For the diagnosis of acute bronchitis is carried out:
  • blood test (general, biochemical, immunological);
  • general urine analysis;
  • sputum culture for microflora;
  • x-ray examination of the lungs;
  • bronchoscopy;
  • spirography, peak flowmetry (to study the functions of external respiration).
  • ECHOCG;

Examination of external respiration shows an obstructive lung ventilation disorder.

A blood test reveals:
  • acceleration of ESR;
  • neutrophilic leukocytosis;
  • with allergic bronchitis - an increased number of eosinophils.

X-ray with viral acute bronchitis shows a fuzzy pattern and an average expansion of the roots of the lungs.

Differential diagnosis is also carried out with miliary pulmonary tuberculosis and bronchopneumonia.

Treatment of acute bronchitis

In acute bronchitis, treatment in most cases is carried out on an outpatient basis.

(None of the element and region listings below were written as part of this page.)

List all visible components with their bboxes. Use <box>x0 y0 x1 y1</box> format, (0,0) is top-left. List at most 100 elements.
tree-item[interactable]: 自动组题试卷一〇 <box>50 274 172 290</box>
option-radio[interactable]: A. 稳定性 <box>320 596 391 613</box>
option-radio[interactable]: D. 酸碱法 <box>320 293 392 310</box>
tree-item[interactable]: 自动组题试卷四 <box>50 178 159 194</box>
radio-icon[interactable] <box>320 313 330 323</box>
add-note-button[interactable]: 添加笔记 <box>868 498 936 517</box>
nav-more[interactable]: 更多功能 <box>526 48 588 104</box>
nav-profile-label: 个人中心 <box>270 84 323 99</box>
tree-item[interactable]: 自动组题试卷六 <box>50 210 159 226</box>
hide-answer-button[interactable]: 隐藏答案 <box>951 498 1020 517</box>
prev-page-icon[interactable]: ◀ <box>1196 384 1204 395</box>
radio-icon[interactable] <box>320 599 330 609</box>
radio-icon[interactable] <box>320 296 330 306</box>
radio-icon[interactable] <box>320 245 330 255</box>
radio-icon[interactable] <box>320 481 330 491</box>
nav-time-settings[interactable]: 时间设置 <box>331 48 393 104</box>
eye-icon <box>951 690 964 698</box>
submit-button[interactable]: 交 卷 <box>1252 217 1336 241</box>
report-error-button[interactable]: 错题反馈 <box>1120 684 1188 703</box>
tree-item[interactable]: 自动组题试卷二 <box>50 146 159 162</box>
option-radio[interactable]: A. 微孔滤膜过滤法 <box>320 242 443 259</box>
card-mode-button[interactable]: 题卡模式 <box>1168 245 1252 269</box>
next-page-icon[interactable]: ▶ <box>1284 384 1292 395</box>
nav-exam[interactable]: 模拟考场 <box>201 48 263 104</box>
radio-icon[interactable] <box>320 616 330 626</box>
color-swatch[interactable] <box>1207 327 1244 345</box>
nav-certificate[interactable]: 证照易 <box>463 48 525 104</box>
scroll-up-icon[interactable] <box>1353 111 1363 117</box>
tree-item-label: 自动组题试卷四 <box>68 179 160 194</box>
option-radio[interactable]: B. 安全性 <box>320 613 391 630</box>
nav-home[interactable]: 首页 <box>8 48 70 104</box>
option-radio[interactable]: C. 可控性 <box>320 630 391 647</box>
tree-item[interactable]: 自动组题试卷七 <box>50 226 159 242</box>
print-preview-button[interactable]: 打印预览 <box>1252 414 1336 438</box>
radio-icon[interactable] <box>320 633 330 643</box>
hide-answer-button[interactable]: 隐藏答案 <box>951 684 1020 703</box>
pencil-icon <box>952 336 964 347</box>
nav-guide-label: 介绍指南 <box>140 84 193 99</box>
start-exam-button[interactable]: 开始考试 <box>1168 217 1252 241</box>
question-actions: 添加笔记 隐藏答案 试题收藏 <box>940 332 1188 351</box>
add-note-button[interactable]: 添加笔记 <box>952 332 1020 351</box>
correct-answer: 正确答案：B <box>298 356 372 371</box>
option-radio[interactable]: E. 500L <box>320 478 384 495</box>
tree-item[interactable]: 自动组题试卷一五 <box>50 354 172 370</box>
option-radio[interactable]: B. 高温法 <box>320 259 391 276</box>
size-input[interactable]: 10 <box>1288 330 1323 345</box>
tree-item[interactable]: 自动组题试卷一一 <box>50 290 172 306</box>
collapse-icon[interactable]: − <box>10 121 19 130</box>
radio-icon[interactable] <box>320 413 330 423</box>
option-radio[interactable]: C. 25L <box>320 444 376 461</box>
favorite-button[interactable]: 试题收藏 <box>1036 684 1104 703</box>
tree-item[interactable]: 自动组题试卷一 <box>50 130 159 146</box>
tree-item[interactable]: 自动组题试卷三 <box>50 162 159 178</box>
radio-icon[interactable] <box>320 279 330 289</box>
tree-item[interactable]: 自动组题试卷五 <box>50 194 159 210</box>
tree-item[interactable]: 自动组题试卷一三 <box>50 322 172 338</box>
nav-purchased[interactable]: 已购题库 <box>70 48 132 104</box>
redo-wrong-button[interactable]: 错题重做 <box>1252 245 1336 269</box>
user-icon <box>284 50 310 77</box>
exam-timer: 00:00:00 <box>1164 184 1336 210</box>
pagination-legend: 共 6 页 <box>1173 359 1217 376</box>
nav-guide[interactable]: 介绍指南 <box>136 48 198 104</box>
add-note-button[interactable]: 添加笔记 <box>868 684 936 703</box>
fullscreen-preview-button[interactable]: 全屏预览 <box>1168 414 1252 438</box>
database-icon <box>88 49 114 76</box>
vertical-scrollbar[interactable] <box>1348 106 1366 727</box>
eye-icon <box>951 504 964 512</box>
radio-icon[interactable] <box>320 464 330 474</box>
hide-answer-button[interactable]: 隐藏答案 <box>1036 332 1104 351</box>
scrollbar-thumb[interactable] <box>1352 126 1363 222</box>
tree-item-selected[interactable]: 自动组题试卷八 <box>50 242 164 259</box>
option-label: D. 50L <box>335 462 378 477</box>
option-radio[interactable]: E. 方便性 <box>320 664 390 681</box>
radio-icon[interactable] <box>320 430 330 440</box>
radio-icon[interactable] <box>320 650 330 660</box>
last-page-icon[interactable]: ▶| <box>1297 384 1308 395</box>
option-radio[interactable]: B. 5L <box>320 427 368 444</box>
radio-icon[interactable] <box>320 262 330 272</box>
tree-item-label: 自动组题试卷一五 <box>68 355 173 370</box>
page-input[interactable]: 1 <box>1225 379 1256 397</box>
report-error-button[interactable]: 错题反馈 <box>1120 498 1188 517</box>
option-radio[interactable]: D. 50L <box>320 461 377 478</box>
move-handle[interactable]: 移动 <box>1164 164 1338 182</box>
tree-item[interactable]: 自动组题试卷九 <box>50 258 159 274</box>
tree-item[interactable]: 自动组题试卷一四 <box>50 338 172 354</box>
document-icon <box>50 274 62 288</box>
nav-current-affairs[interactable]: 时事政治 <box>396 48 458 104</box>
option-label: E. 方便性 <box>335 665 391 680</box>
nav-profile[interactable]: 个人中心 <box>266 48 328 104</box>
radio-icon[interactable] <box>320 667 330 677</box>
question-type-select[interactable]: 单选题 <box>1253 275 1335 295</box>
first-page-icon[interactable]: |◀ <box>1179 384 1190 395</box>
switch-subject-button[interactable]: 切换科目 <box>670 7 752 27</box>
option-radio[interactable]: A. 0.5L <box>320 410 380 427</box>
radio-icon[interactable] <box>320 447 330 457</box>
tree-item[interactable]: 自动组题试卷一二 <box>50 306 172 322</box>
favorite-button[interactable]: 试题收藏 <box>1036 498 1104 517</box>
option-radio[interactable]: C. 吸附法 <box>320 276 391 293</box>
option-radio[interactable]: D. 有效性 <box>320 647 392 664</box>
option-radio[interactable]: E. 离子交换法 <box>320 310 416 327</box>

In case of severe course, hospitalization is required.

If acute bronchitis is accompanied by fever and fever, prescribe:

  • Bed rest, diet and drinking plenty of water.
  • Smoking must be abandoned.
  • The room should be wet cleaned daily, maintaining a high level of humidity.
  • To relieve the pain syndrome, compresses, banks, mustard plasters are used on the sternum area, between the shoulder blades.
  • Mustard foot baths give a good effect.

Medication use

In acute bronchitis against the background of SARS, drug treatment is based on the use of the following agents:

  • antiviral drugs: interferon, rimantadine.
  • painkillers;
  • antipyretic;
  • non-steroidal anti-inflammatory drugs.

In the presence of a secondary bacterial infection, a long course of the disease, the severity of the inflammatory process, antibiotics, sulafanilamides are prescribed.

In the treatment of acute bronchitis with a painful dry cough, apply:

  • to suppress the cough reflex - codeine, libexin, dionin;
  • to thin sputum with an increase in its amount - expectorants, mucolytics: lazolvan, bromhexine, alkaline inhalations, as well as infusions of medicinal plants: marshmallow, thermopsis.

Bronchospasm with obstruction is removed with the help of:

  • adrenollytics (ephedrine);
  • antispasmodics (papaverine, aminophylline);
  • steroid hormones (prednisolone) - they are treated according to indications;

If necessary, an intensive course of therapy for respiratory and acute heart failure is indicated.

In acute allergic bronchitis, treatment includes the use of antihistamines: suprastin, tavegil, diazolin, ketotifen, sodium cromglycate.

With a severe clinical picture, the treatment of acute bronchitis is associated with the use of glucocorticoids.

Physiotherapy and other methods

Physiotherapy treatments for acute bronchitis include:

  • ultraviolet irradiation;
  • diathermy of the chest area;
  • inductothermy;

The uncomplicated form of the disease generally ends with clinical recovery in 14-20 days. With regard to the restoration of functional indicators (bronchial patency and respiratory functions), this requires one month.

With a long course of acute bronchitis, clinical recovery takes a little longer - from 30 to 50 days.